Poor management is rife in the UK workplace with nine out of 10 employees claiming to have worked for a bad manager. And according to a new study, the problem is getting worse.
The report by law firm Eversheds, which canvassed the views of 1,500 employees, reveals that just over a quarter of workers believe management styles have become too harsh during the last year, with almost have admitting that they have worked for a bully.
The study also shows that communication skills are endemic among UK managers. The overwhelming majority of workers (97 per cent) would like their bosses to communicate more clearly and directly.
Specifically, employees would like to see an end to 'management speak', with phrases such as 'are we all singing from the same hymn sheet' and 'thinking out of the box' causing particular irritation.
David Gray, chief executive of Eversheds said the findings made troubling reading.
"Strong and effective leadership should be at the heart of all good businesses," he said. "The report shows that poor communication, lack of direction and weak decision making are widespread among UK bosses."
Unsurprisingly, the survey also revealed a distinct lack of respect for management, with more than a third of workers having a negative perception of their current boss.
But while the message is that we all respond to managers who are approachable, straight talking and honest, the results suggest that workers don't want their managers to be too straight talking.

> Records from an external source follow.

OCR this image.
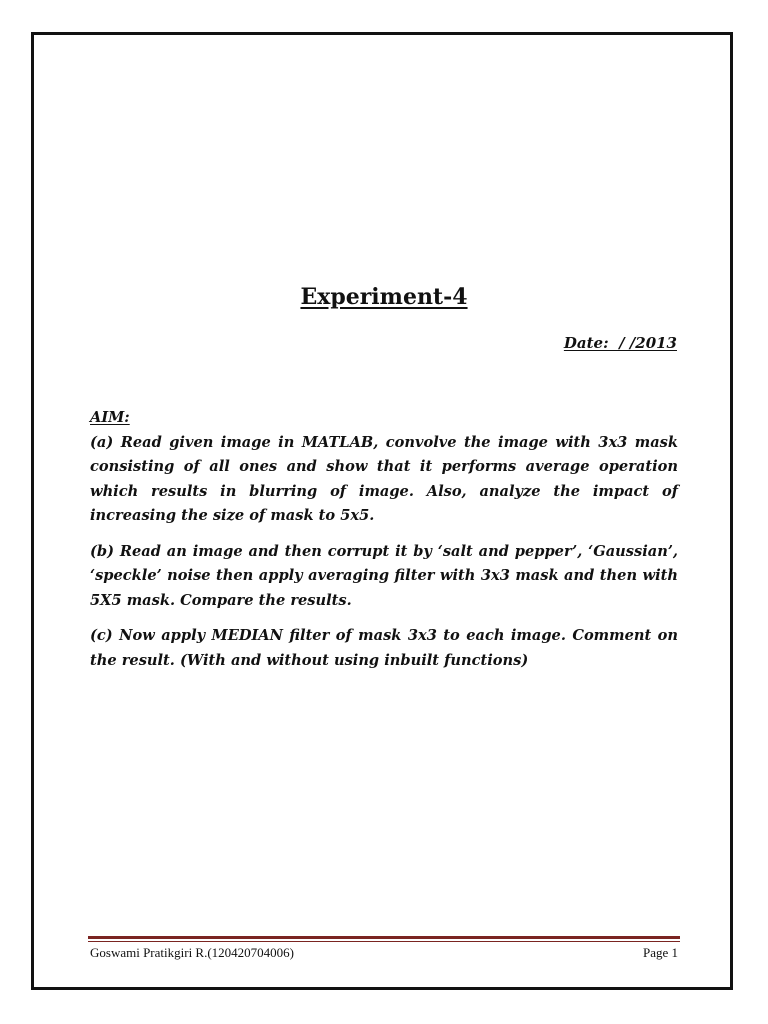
Experiment-4
Date:  / /2013

AIM:

(a) Read given image in MATLAB, convolve the image with 3x3 mask consisting of all ones and show that it performs average operation which results in blurring of image. Also, analyze the impact of increasing the size of mask to 5x5.

(b) Read an image and then corrupt it by ‘salt and pepper’, ‘Gaussian’, ‘speckle’ noise then apply averaging filter with 3x3 mask and then with 5X5 mask. Compare the results.

(c) Now apply MEDIAN filter of mask 3x3 to each image. Comment on the result. (With and without using inbuilt functions)

Goswami Pratikgiri R.(120420704006)	Page 1
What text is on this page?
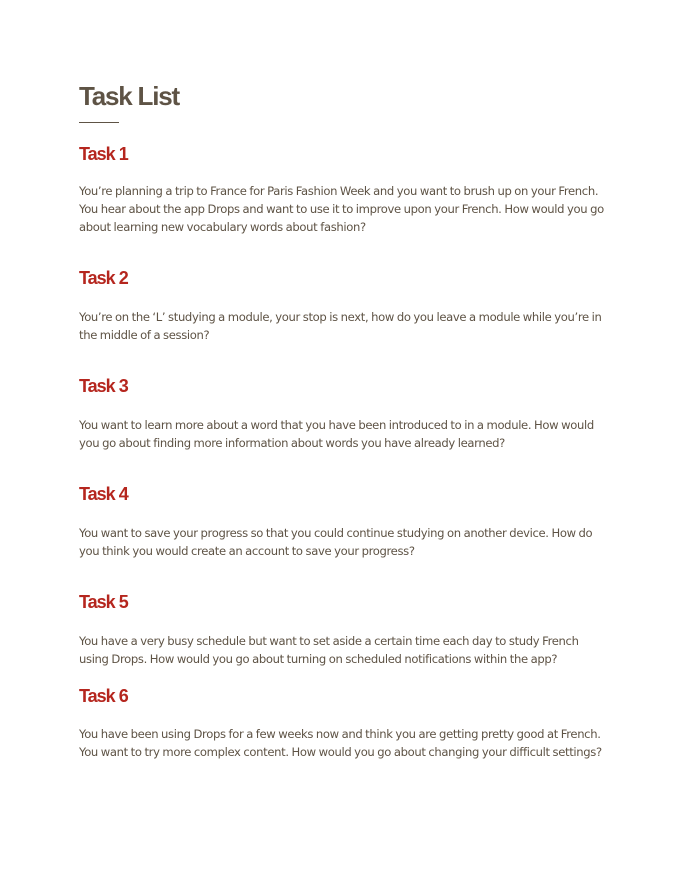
Task List
Task 1

You’re planning a trip to France for Paris Fashion Week and you want to brush up on your French. You hear about the app Drops and want to use it to improve upon your French. How would you go about learning new vocabulary words about fashion?

Task 2

You’re on the ‘L’ studying a module, your stop is next, how do you leave a module while you’re in the middle of a session?

Task 3

You want to learn more about a word that you have been introduced to in a module. How would you go about finding more information about words you have already learned?

Task 4

You want to save your progress so that you could continue studying on another device. How do you think you would create an account to save your progress?

Task 5

You have a very busy schedule but want to set aside a certain time each day to study French using Drops. How would you go about turning on scheduled notifications within the app?

Task 6

You have been using Drops for a few weeks now and think you are getting pretty good at French. You want to try more complex content. How would you go about changing your difficult settings?
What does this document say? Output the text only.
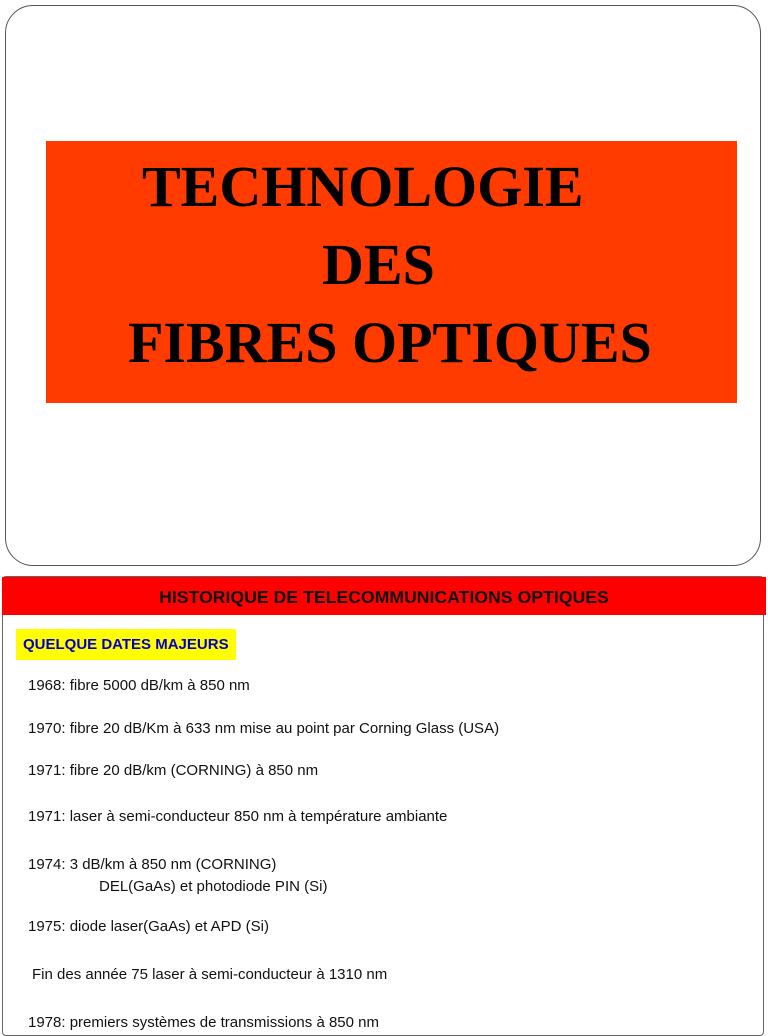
TECHNOLOGIE
DES
FIBRES OPTIQUES
HISTORIQUE DE TELECOMMUNICATIONS OPTIQUES
QUELQUE DATES MAJEURS
1968: fibre 5000 dB/km à 850 nm
1970: fibre 20 dB/Km à 633 nm mise au point par Corning Glass (USA)
1971: fibre 20 dB/km (CORNING) à 850 nm
1971: laser à semi-conducteur 850 nm à température ambiante
1974: 3 dB/km à 850 nm (CORNING)
DEL(GaAs) et photodiode PIN (Si)
1975: diode laser(GaAs) et APD (Si)
Fin des année 75 laser à semi-conducteur à 1310 nm
1978: premiers systèmes de transmissions à 850 nm
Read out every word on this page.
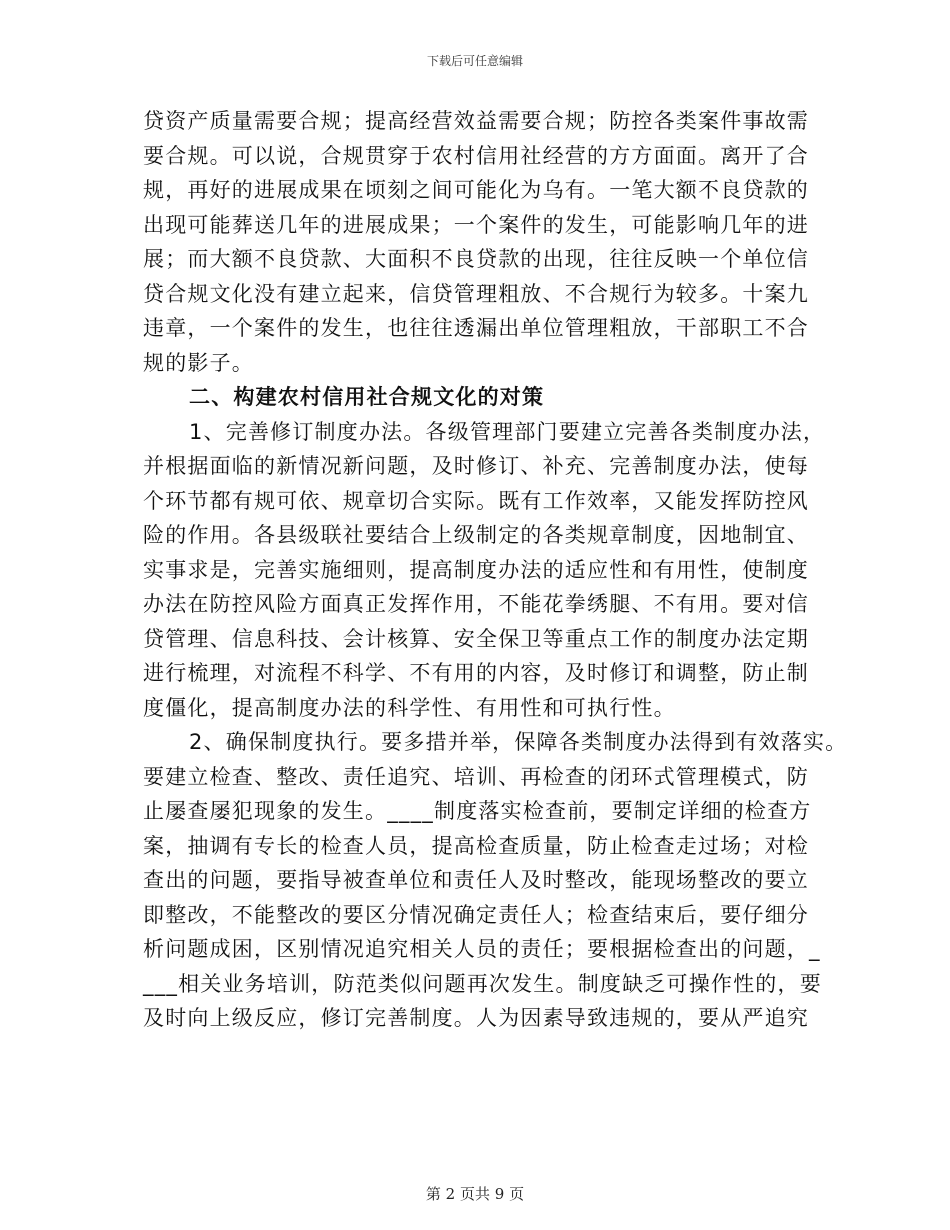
下载后可任意编辑
贷资产质量需要合规；提高经营效益需要合规；防控各类案件事故需
要合规。可以说，合规贯穿于农村信用社经营的方方面面。离开了合
规，再好的进展成果在顷刻之间可能化为乌有。一笔大额不良贷款的
出现可能葬送几年的进展成果；一个案件的发生，可能影响几年的进
展；而大额不良贷款、大面积不良贷款的出现，往往反映一个单位信
贷合规文化没有建立起来，信贷管理粗放、不合规行为较多。十案九
违章，一个案件的发生，也往往透漏出单位管理粗放，干部职工不合
规的影子。
二、构建农村信用社合规文化的对策
1、完善修订制度办法。各级管理部门要建立完善各类制度办法，
并根据面临的新情况新问题，及时修订、补充、完善制度办法，使每
个环节都有规可依、规章切合实际。既有工作效率，又能发挥防控风
险的作用。各县级联社要结合上级制定的各类规章制度，因地制宜、
实事求是，完善实施细则，提高制度办法的适应性和有用性，使制度
办法在防控风险方面真正发挥作用，不能花拳绣腿、不有用。要对信
贷管理、信息科技、会计核算、安全保卫等重点工作的制度办法定期
进行梳理，对流程不科学、不有用的内容，及时修订和调整，防止制
度僵化，提高制度办法的科学性、有用性和可执行性。
2、确保制度执行。要多措并举，保障各类制度办法得到有效落实。
要建立检查、整改、责任追究、培训、再检查的闭环式管理模式，防
止屡查屡犯现象的发生。____制度落实检查前，要制定详细的检查方
案，抽调有专长的检查人员，提高检查质量，防止检查走过场；对检
查出的问题，要指导被查单位和责任人及时整改，能现场整改的要立
即整改，不能整改的要区分情况确定责任人；检查结束后，要仔细分
析问题成困，区别情况追究相关人员的责任；要根据检查出的问题，_
___相关业务培训，防范类似问题再次发生。制度缺乏可操作性的，要
及时向上级反应，修订完善制度。人为因素导致违规的，要从严追究
第 2 页共 9 页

Sir Alan Sugar is certainly not held up as a role model for UK bosses, with almost seven out of 10 saying they would not work for the acerbic entrepreneur and star of BBC2's 'The Apprentice'.
Another significant finding from the survey is that two thirds of Britons believe that men make better bosses – with even a majority of women saying that men are the best leaders.
Conversely, however, younger workers in the 16 – 24 age group believe that women are more effective managers.
"BBC 2's The Apprentice has certainly stirred up the debate about what makes a good manager and the programme has clearly highlighted the importance of strong leadership – how many times has the team failed because of an ineffective project manager?" David Gray added.
"This study highlights the importance of training at every level within an organisation. Failing to invest in managers could have a real impact on the bottom line as there is strong correlation between the quality of management and productivity."